Sea Of Sorrow (Facelift, 1990)

Sea Of Sorrow is a little bit smoother, and a little bit more Led Zeppelin. The guitars are incredible on this song – the meld of Cantrell’s guitar part and Layne’s voice just flow so well. It’s like a river.”

Love, Hate, Love (Facelift, 1990)

“This is one of the songs where Cantrell’s vocals take much more of a back seat position – it’s pure Layne on this track, and you get to hear just how good he is. The emotion in his voice is so stunning, that’s why I love this song. When I first heard it I was like, ‘Damn, this guy is good!”

Would? (Dirt, 1992)

“I include this just because of the heaviness. I love the end part where it goes "If. I. Would. Could. You…" and it slows down every time. It's so rhythmically heavy and amazing, and this was a big hit. I feel like the only way you can get big as a heavy band is to be as real as that – there is so much fake shit around right now that you have to be inspired by a band like this.”

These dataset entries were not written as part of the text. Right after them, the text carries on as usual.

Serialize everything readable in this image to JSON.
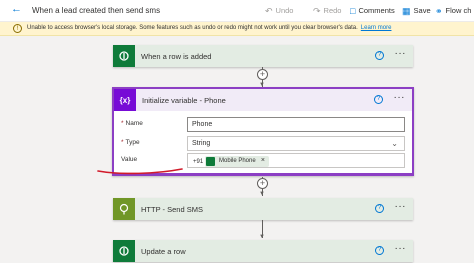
{
  "topbar": {
    "title": "When a lead created then send sms",
    "undo": "Undo",
    "redo": "Redo",
    "comments": "Comments",
    "save": "Save",
    "flow_checker": "Flow ch"
  },
  "warning": {
    "text": "Unable to access browser's local storage. Some features such as undo or redo might not work until you clear browser's data.",
    "link": "Learn more"
  },
  "steps": {
    "trigger": {
      "title": "When a row is added"
    },
    "init_var": {
      "title": "Initialize variable - Phone",
      "icon_text": "{x}",
      "fields": {
        "name_label": "Name",
        "name_value": "Phone",
        "type_label": "Type",
        "type_value": "String",
        "value_label": "Value",
        "value_prefix": "+91",
        "token_label": "Mobile Phone",
        "token_remove": "×"
      }
    },
    "http": {
      "title": "HTTP - Send SMS"
    },
    "update": {
      "title": "Update a row"
    }
  },
  "common": {
    "help": "?",
    "more": "···",
    "plus": "+",
    "req": "*"
  },
  "colors": {
    "accent": "#0078d4",
    "dataverse_green": "#0f7b3a",
    "variable_purple": "#770bd6",
    "http_green": "#709727",
    "annotation_red": "#d11a2a"
  }
}
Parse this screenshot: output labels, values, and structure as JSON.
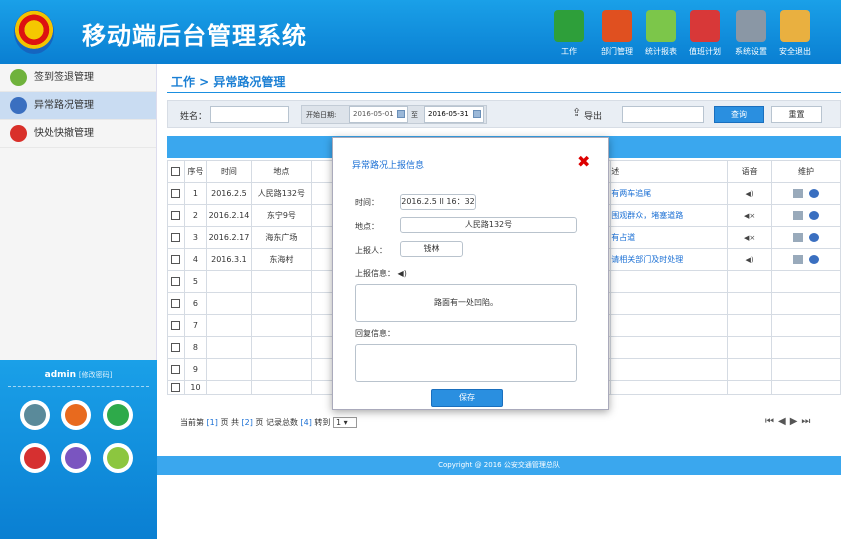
{
  "header": {
    "title": "移动端后台管理系统"
  },
  "topnav": [
    {
      "label": "工作",
      "icon": "book-icon",
      "color": "#2e9f3a"
    },
    {
      "label": "部门管理",
      "icon": "people-icon",
      "color": "#e05020"
    },
    {
      "label": "统计报表",
      "icon": "report-icon",
      "color": "#7cc64a"
    },
    {
      "label": "值班计划",
      "icon": "calendar-icon",
      "color": "#d83838"
    },
    {
      "label": "系统设置",
      "icon": "tools-icon",
      "color": "#8a97a5"
    },
    {
      "label": "安全退出",
      "icon": "exit-door-icon",
      "color": "#e9b040"
    }
  ],
  "sidebar": {
    "items": [
      {
        "label": "签到签退管理",
        "icon": "user-checkin-icon",
        "color": "#6fb23c"
      },
      {
        "label": "异常路况管理",
        "icon": "traffic-warning-icon",
        "color": "#3a6fc0"
      },
      {
        "label": "快处快撤管理",
        "icon": "mail-icon",
        "color": "#d9302a"
      }
    ]
  },
  "user": {
    "name": "admin",
    "edit": "[修改密码]"
  },
  "apps": [
    {
      "icon": "pen-app-icon",
      "color": "#5a8a9a"
    },
    {
      "icon": "firefox-app-icon",
      "color": "#e86a1e"
    },
    {
      "icon": "drive-app-icon",
      "color": "#2eaa4a"
    },
    {
      "icon": "gmail-app-icon",
      "color": "#d63030"
    },
    {
      "icon": "chrome-app-icon",
      "color": "#7a55c0"
    },
    {
      "icon": "android-app-icon",
      "color": "#8cc63f"
    }
  ],
  "breadcrumb": "工作 > 异常路况管理",
  "filter": {
    "name_label": "姓名：",
    "date_label": "开始日期:",
    "date_from": "2016-05-01",
    "to": "至",
    "date_to": "2016-05-31",
    "export": "导出",
    "search": "查询",
    "reset": "重置"
  },
  "table": {
    "headers": [
      "序号",
      "时间",
      "地点",
      "述",
      "语音",
      "维护"
    ],
    "rows": [
      {
        "no": "1",
        "time": "2016.2.5",
        "place": "人民路132号",
        "desc": "有两车追尾",
        "voice": "speaker-icon"
      },
      {
        "no": "2",
        "time": "2016.2.14",
        "place": "东宁9号",
        "desc": "围观群众，堵塞道路",
        "voice": "mute-icon"
      },
      {
        "no": "3",
        "time": "2016.2.17",
        "place": "海东广场",
        "desc": "有占道",
        "voice": "mute-icon"
      },
      {
        "no": "4",
        "time": "2016.3.1",
        "place": "东海村",
        "desc": "请相关部门及时处理",
        "voice": "speaker-icon"
      },
      {
        "no": "5"
      },
      {
        "no": "6"
      },
      {
        "no": "7"
      },
      {
        "no": "8"
      },
      {
        "no": "9"
      },
      {
        "no": "10"
      }
    ]
  },
  "pager": {
    "t1": "当前第",
    "cur": "[1]",
    "t2": "页 共",
    "total": "[2]",
    "t3": "页 记录总数",
    "count": "[4]",
    "t4": "转到",
    "sel": "1"
  },
  "footer": "Copyright @ 2016 公安交通管理总队",
  "modal": {
    "title": "异常路况上报信息",
    "time_label": "时间：",
    "time": "2016.2.5 ll 16：32",
    "place_label": "地点：",
    "place": "人民路132号",
    "reporter_label": "上报人：",
    "reporter": "钱林",
    "info_label": "上报信息：",
    "info": "路面有一处凹陷。",
    "reply_label": "回复信息：",
    "save": "保存"
  }
}
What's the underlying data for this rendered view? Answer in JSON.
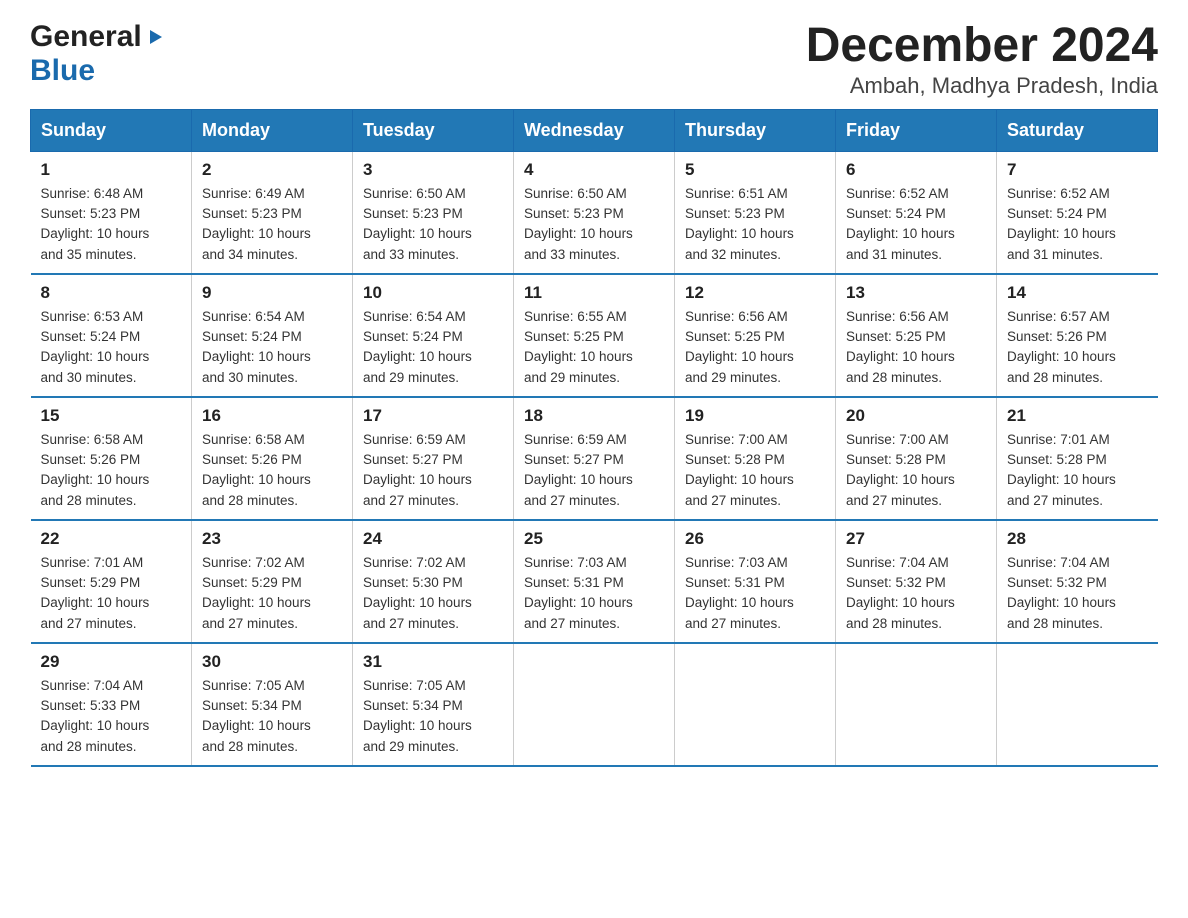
{
  "logo": {
    "general": "General",
    "blue": "Blue"
  },
  "header": {
    "month": "December 2024",
    "location": "Ambah, Madhya Pradesh, India"
  },
  "weekdays": [
    "Sunday",
    "Monday",
    "Tuesday",
    "Wednesday",
    "Thursday",
    "Friday",
    "Saturday"
  ],
  "weeks": [
    [
      {
        "day": "1",
        "sunrise": "6:48 AM",
        "sunset": "5:23 PM",
        "daylight": "10 hours and 35 minutes."
      },
      {
        "day": "2",
        "sunrise": "6:49 AM",
        "sunset": "5:23 PM",
        "daylight": "10 hours and 34 minutes."
      },
      {
        "day": "3",
        "sunrise": "6:50 AM",
        "sunset": "5:23 PM",
        "daylight": "10 hours and 33 minutes."
      },
      {
        "day": "4",
        "sunrise": "6:50 AM",
        "sunset": "5:23 PM",
        "daylight": "10 hours and 33 minutes."
      },
      {
        "day": "5",
        "sunrise": "6:51 AM",
        "sunset": "5:23 PM",
        "daylight": "10 hours and 32 minutes."
      },
      {
        "day": "6",
        "sunrise": "6:52 AM",
        "sunset": "5:24 PM",
        "daylight": "10 hours and 31 minutes."
      },
      {
        "day": "7",
        "sunrise": "6:52 AM",
        "sunset": "5:24 PM",
        "daylight": "10 hours and 31 minutes."
      }
    ],
    [
      {
        "day": "8",
        "sunrise": "6:53 AM",
        "sunset": "5:24 PM",
        "daylight": "10 hours and 30 minutes."
      },
      {
        "day": "9",
        "sunrise": "6:54 AM",
        "sunset": "5:24 PM",
        "daylight": "10 hours and 30 minutes."
      },
      {
        "day": "10",
        "sunrise": "6:54 AM",
        "sunset": "5:24 PM",
        "daylight": "10 hours and 29 minutes."
      },
      {
        "day": "11",
        "sunrise": "6:55 AM",
        "sunset": "5:25 PM",
        "daylight": "10 hours and 29 minutes."
      },
      {
        "day": "12",
        "sunrise": "6:56 AM",
        "sunset": "5:25 PM",
        "daylight": "10 hours and 29 minutes."
      },
      {
        "day": "13",
        "sunrise": "6:56 AM",
        "sunset": "5:25 PM",
        "daylight": "10 hours and 28 minutes."
      },
      {
        "day": "14",
        "sunrise": "6:57 AM",
        "sunset": "5:26 PM",
        "daylight": "10 hours and 28 minutes."
      }
    ],
    [
      {
        "day": "15",
        "sunrise": "6:58 AM",
        "sunset": "5:26 PM",
        "daylight": "10 hours and 28 minutes."
      },
      {
        "day": "16",
        "sunrise": "6:58 AM",
        "sunset": "5:26 PM",
        "daylight": "10 hours and 28 minutes."
      },
      {
        "day": "17",
        "sunrise": "6:59 AM",
        "sunset": "5:27 PM",
        "daylight": "10 hours and 27 minutes."
      },
      {
        "day": "18",
        "sunrise": "6:59 AM",
        "sunset": "5:27 PM",
        "daylight": "10 hours and 27 minutes."
      },
      {
        "day": "19",
        "sunrise": "7:00 AM",
        "sunset": "5:28 PM",
        "daylight": "10 hours and 27 minutes."
      },
      {
        "day": "20",
        "sunrise": "7:00 AM",
        "sunset": "5:28 PM",
        "daylight": "10 hours and 27 minutes."
      },
      {
        "day": "21",
        "sunrise": "7:01 AM",
        "sunset": "5:28 PM",
        "daylight": "10 hours and 27 minutes."
      }
    ],
    [
      {
        "day": "22",
        "sunrise": "7:01 AM",
        "sunset": "5:29 PM",
        "daylight": "10 hours and 27 minutes."
      },
      {
        "day": "23",
        "sunrise": "7:02 AM",
        "sunset": "5:29 PM",
        "daylight": "10 hours and 27 minutes."
      },
      {
        "day": "24",
        "sunrise": "7:02 AM",
        "sunset": "5:30 PM",
        "daylight": "10 hours and 27 minutes."
      },
      {
        "day": "25",
        "sunrise": "7:03 AM",
        "sunset": "5:31 PM",
        "daylight": "10 hours and 27 minutes."
      },
      {
        "day": "26",
        "sunrise": "7:03 AM",
        "sunset": "5:31 PM",
        "daylight": "10 hours and 27 minutes."
      },
      {
        "day": "27",
        "sunrise": "7:04 AM",
        "sunset": "5:32 PM",
        "daylight": "10 hours and 28 minutes."
      },
      {
        "day": "28",
        "sunrise": "7:04 AM",
        "sunset": "5:32 PM",
        "daylight": "10 hours and 28 minutes."
      }
    ],
    [
      {
        "day": "29",
        "sunrise": "7:04 AM",
        "sunset": "5:33 PM",
        "daylight": "10 hours and 28 minutes."
      },
      {
        "day": "30",
        "sunrise": "7:05 AM",
        "sunset": "5:34 PM",
        "daylight": "10 hours and 28 minutes."
      },
      {
        "day": "31",
        "sunrise": "7:05 AM",
        "sunset": "5:34 PM",
        "daylight": "10 hours and 29 minutes."
      },
      null,
      null,
      null,
      null
    ]
  ],
  "labels": {
    "sunrise": "Sunrise:",
    "sunset": "Sunset:",
    "daylight": "Daylight:"
  }
}
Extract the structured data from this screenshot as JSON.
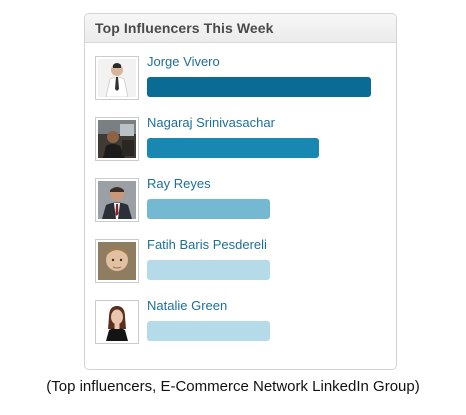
{
  "panel": {
    "title": "Top Influencers This Week"
  },
  "influencers": [
    {
      "name": "Jorge Vivero",
      "score_fraction": 1.0,
      "bar_color": "#0a6c95",
      "avatar_icon": "person-avatar-icon"
    },
    {
      "name": "Nagaraj Srinivasachar",
      "score_fraction": 0.77,
      "bar_color": "#1887b1",
      "avatar_icon": "person-avatar-icon"
    },
    {
      "name": "Ray Reyes",
      "score_fraction": 0.55,
      "bar_color": "#74b8d2",
      "avatar_icon": "person-avatar-icon"
    },
    {
      "name": "Fatih Baris Pesdereli",
      "score_fraction": 0.55,
      "bar_color": "#b6dbe8",
      "avatar_icon": "person-avatar-icon"
    },
    {
      "name": "Natalie Green",
      "score_fraction": 0.55,
      "bar_color": "#b6dbe8",
      "avatar_icon": "person-avatar-icon"
    }
  ],
  "caption": "(Top influencers, E-Commerce Network LinkedIn Group)"
}
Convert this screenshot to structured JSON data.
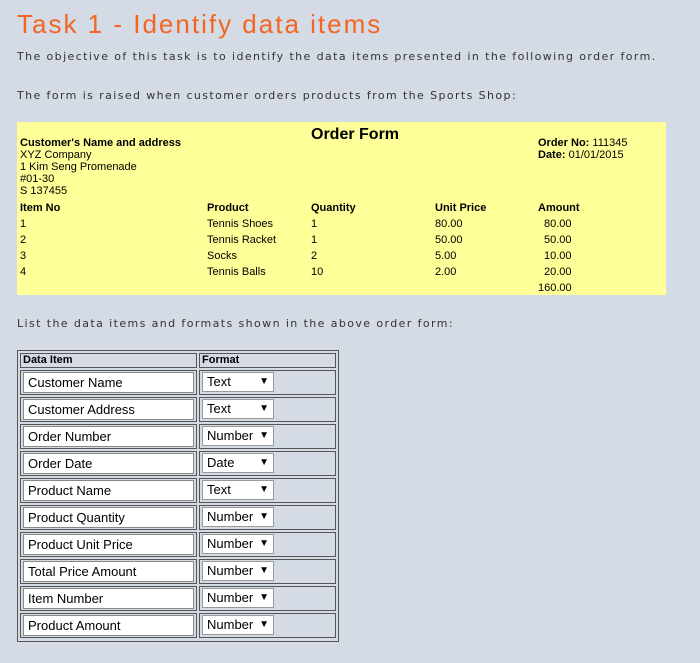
{
  "title": "Task 1 - Identify data items",
  "intro": "The objective of this task is to identify the data items presented in the following order form.",
  "form_raised": "The form is raised when customer orders products from the Sports Shop:",
  "order_form": {
    "title": "Order Form",
    "customer_label": "Customer's Name and address",
    "address_lines": [
      "XYZ Company",
      "1 Kim Seng Promenade",
      "#01-30",
      "S 137455"
    ],
    "order_no_label": "Order No:",
    "order_no": "111345",
    "date_label": "Date:",
    "date": "01/01/2015",
    "headers": [
      "Item No",
      "Product",
      "Quantity",
      "Unit Price",
      "Amount"
    ],
    "rows": [
      [
        "1",
        "Tennis Shoes",
        "1",
        "80.00",
        "80.00"
      ],
      [
        "2",
        "Tennis Racket",
        "1",
        "50.00",
        "50.00"
      ],
      [
        "3",
        "Socks",
        "2",
        "5.00",
        "10.00"
      ],
      [
        "4",
        "Tennis Balls",
        "10",
        "2.00",
        "20.00"
      ]
    ],
    "total": "160.00"
  },
  "list_prompt": "List the data items and formats shown in the above order form:",
  "task_table": {
    "headers": [
      "Data Item",
      "Format"
    ],
    "rows": [
      {
        "item": "Customer Name",
        "format": "Text"
      },
      {
        "item": "Customer Address",
        "format": "Text"
      },
      {
        "item": "Order Number",
        "format": "Number"
      },
      {
        "item": "Order Date",
        "format": "Date"
      },
      {
        "item": "Product Name",
        "format": "Text"
      },
      {
        "item": "Product Quantity",
        "format": "Number"
      },
      {
        "item": "Product Unit Price",
        "format": "Number"
      },
      {
        "item": "Total Price Amount",
        "format": "Number"
      },
      {
        "item": "Item Number",
        "format": "Number"
      },
      {
        "item": "Product Amount",
        "format": "Number"
      }
    ]
  }
}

Angry Chair (MTV Unplugged, 1996)

“I love how angry and grumpy this is, it's the only version I listen to. You have no idea how many times I’ve watched that entire performance. The part where Layne takes his glasses off and you see his eyes rolling back into his head… incredible. He somehow takes this amazing album and makes it even better live.”

God Smack (Dirt, 1992)

“I like this song because of the wavering vocals, I didn’t know that Layne could do that until I heard this song. I heard it and I thought, ‘Oh shit! I do that!’ I mean, I'm definitely not as good as him, but I do that same thing. He sounds like a weirdo, and I like that.”

Rain When I Die (Dirt, 1992)

“This is just the saddest fucking song. Layne called it. He knew. That acceptance of what he had done with his life, with how it had played out for him. That’s the coolest fucking thing. You can be a piece of shit, you can be fucked up, and you’ll deny it and you won’t accept it. But he did. He knew he was going to die and he accepted it.”